Foi retirado de pauta, na Câmara Municipal de Itapetininga, o Projeto de Lei que reduzia a distância mínima de cinco metros para construções ao longo de cursos d’água e estradas municipais. De acordo com a lei municipal atual, o recuo é de, no mínimo, 30 metros para construções perto de rios e estradas. A proposta pretendia reduzir essa distância para apenas cinco metros nas marginais no perímetro urbano. Já para estradas rurais, o recuo cairia de 15 para cinco metros.
Na justificativa do Projeto de Lei nº 102/2025, os autores e vereadores Gê de Araujo, Guilherme Morelli, Tatá Gaguinho e Uan Moreira, afirmavam que o objetivo era conciliar a ocupação do solo com a proteção ambiental.

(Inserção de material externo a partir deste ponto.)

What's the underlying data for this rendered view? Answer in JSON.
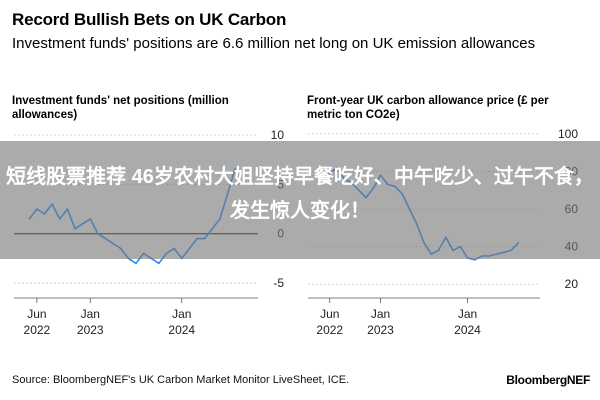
{
  "header": {
    "title": "Record Bullish Bets on UK Carbon",
    "subtitle": "Investment funds' positions are 6.6 million net long on UK emission allowances"
  },
  "overlay": {
    "headline": "短线股票推荐 46岁农村大姐坚持早餐吃好、中午吃少、过午不食，发生惊人变化！"
  },
  "footer": {
    "source": "Source: BloombergNEF's UK Carbon Market Monitor LiveSheet, ICE.",
    "brand": "BloombergNEF"
  },
  "colors": {
    "line": "#1f8fff",
    "zero_line": "#000000",
    "grid": "#cccccc"
  },
  "chart_data": [
    {
      "type": "line",
      "title": "Investment funds' net positions (million allowances)",
      "xlabel": "",
      "ylabel": "",
      "y_tick_labels": [
        "10",
        "5",
        "0",
        "-5"
      ],
      "ylim": [
        -5.5,
        10.5
      ],
      "x_ticks": [
        {
          "line1": "Jun",
          "line2": "2022"
        },
        {
          "line1": "Jan",
          "line2": "2023"
        },
        {
          "line1": "Jan",
          "line2": "2024"
        }
      ],
      "series": [
        {
          "x": [
            "2022-05",
            "2022-06",
            "2022-07",
            "2022-08",
            "2022-09",
            "2022-10",
            "2022-11",
            "2022-12",
            "2023-01",
            "2023-02",
            "2023-03",
            "2023-04",
            "2023-05",
            "2023-06",
            "2023-07",
            "2023-08",
            "2023-09",
            "2023-10",
            "2023-11",
            "2023-12",
            "2024-01",
            "2024-02",
            "2024-03",
            "2024-04",
            "2024-05",
            "2024-06",
            "2024-07",
            "2024-08"
          ],
          "values": [
            1.5,
            2.5,
            2.0,
            3.0,
            1.5,
            2.5,
            0.5,
            1.0,
            1.5,
            0.0,
            -0.5,
            -1.0,
            -1.5,
            -2.5,
            -3.0,
            -2.0,
            -2.5,
            -3.0,
            -2.0,
            -1.5,
            -2.5,
            -1.5,
            -0.5,
            -0.5,
            0.5,
            1.5,
            4.0,
            6.6
          ]
        }
      ],
      "grid": true
    },
    {
      "type": "line",
      "title": "Front-year UK carbon allowance price (£ per metric ton CO2e)",
      "xlabel": "",
      "ylabel": "",
      "y_tick_labels": [
        "100",
        "80",
        "60",
        "40",
        "20"
      ],
      "ylim": [
        18,
        102
      ],
      "x_ticks": [
        {
          "line1": "Jun",
          "line2": "2022"
        },
        {
          "line1": "Jan",
          "line2": "2023"
        },
        {
          "line1": "Jan",
          "line2": "2024"
        }
      ],
      "series": [
        {
          "x": [
            "2022-05",
            "2022-06",
            "2022-07",
            "2022-08",
            "2022-09",
            "2022-10",
            "2022-11",
            "2022-12",
            "2023-01",
            "2023-02",
            "2023-03",
            "2023-04",
            "2023-05",
            "2023-06",
            "2023-07",
            "2023-08",
            "2023-09",
            "2023-10",
            "2023-11",
            "2023-12",
            "2024-01",
            "2024-02",
            "2024-03",
            "2024-04",
            "2024-05",
            "2024-06",
            "2024-07",
            "2024-08"
          ],
          "values": [
            75,
            79,
            82,
            76,
            74,
            70,
            66,
            71,
            78,
            73,
            72,
            68,
            60,
            52,
            42,
            36,
            38,
            45,
            38,
            40,
            34,
            33,
            35,
            35,
            36,
            37,
            38,
            42
          ]
        }
      ],
      "grid": true
    }
  ]
}
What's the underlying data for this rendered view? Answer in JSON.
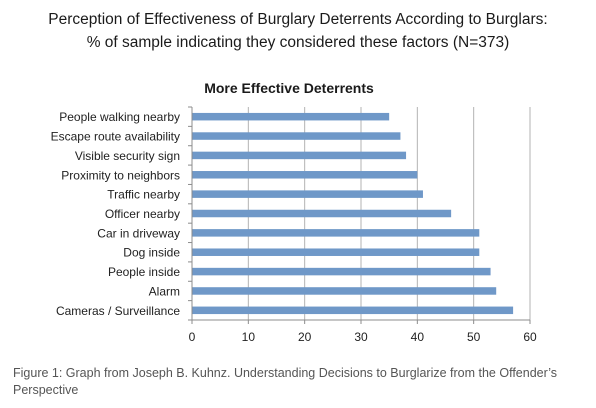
{
  "figure": {
    "title_line1": "Perception of Effectiveness of Burglary Deterrents According to Burglars:",
    "title_line2": "% of sample indicating they considered these factors (N=373)",
    "caption": "Figure 1: Graph from Joseph B. Kuhnz. Understanding Decisions to Burglarize from the Offender’s Perspective"
  },
  "chart_data": {
    "type": "bar",
    "orientation": "horizontal",
    "title": "More Effective Deterrents",
    "categories": [
      "People walking nearby",
      "Escape route availability",
      "Visible security sign",
      "Proximity to neighbors",
      "Traffic nearby",
      "Officer nearby",
      "Car in driveway",
      "Dog inside",
      "People inside",
      "Alarm",
      "Cameras / Surveillance"
    ],
    "values": [
      35,
      37,
      38,
      40,
      41,
      46,
      51,
      51,
      53,
      54,
      57
    ],
    "xlim": [
      0,
      60
    ],
    "xticks": [
      0,
      10,
      20,
      30,
      40,
      50,
      60
    ],
    "grid": "vertical",
    "legend": "none",
    "colors": {
      "bar": "#6f98c8",
      "grid": "#b3b3b3",
      "axis": "#8c8c8c"
    }
  }
}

O vereador Tatá Gaguinho informou ao Correio que, em conjunto, os autores do projeto decidiram retirá-lo para avaliar a hipótese, pois “ainda não tinham nada de concreto”.
De acordo com o engenheiro ambiental e professor universitário, Vinicius Valio, a retirada da pauta provavelmente ocorreu em razão das críticas feitas por diversos setores da sociedade civil, especialistas ambientais e dos pareceres contrários do setor jurídico e da Comissão Municipal de Defesa do Meio Ambiente (CONDEMA), todos amplamente divulgados pela mídia. “Esse tipo de tema exige estudos ambientais prévios, pois envolve impactos diretos sobre o curso d’água, o uso do solo e a segurança das áreas próximas”.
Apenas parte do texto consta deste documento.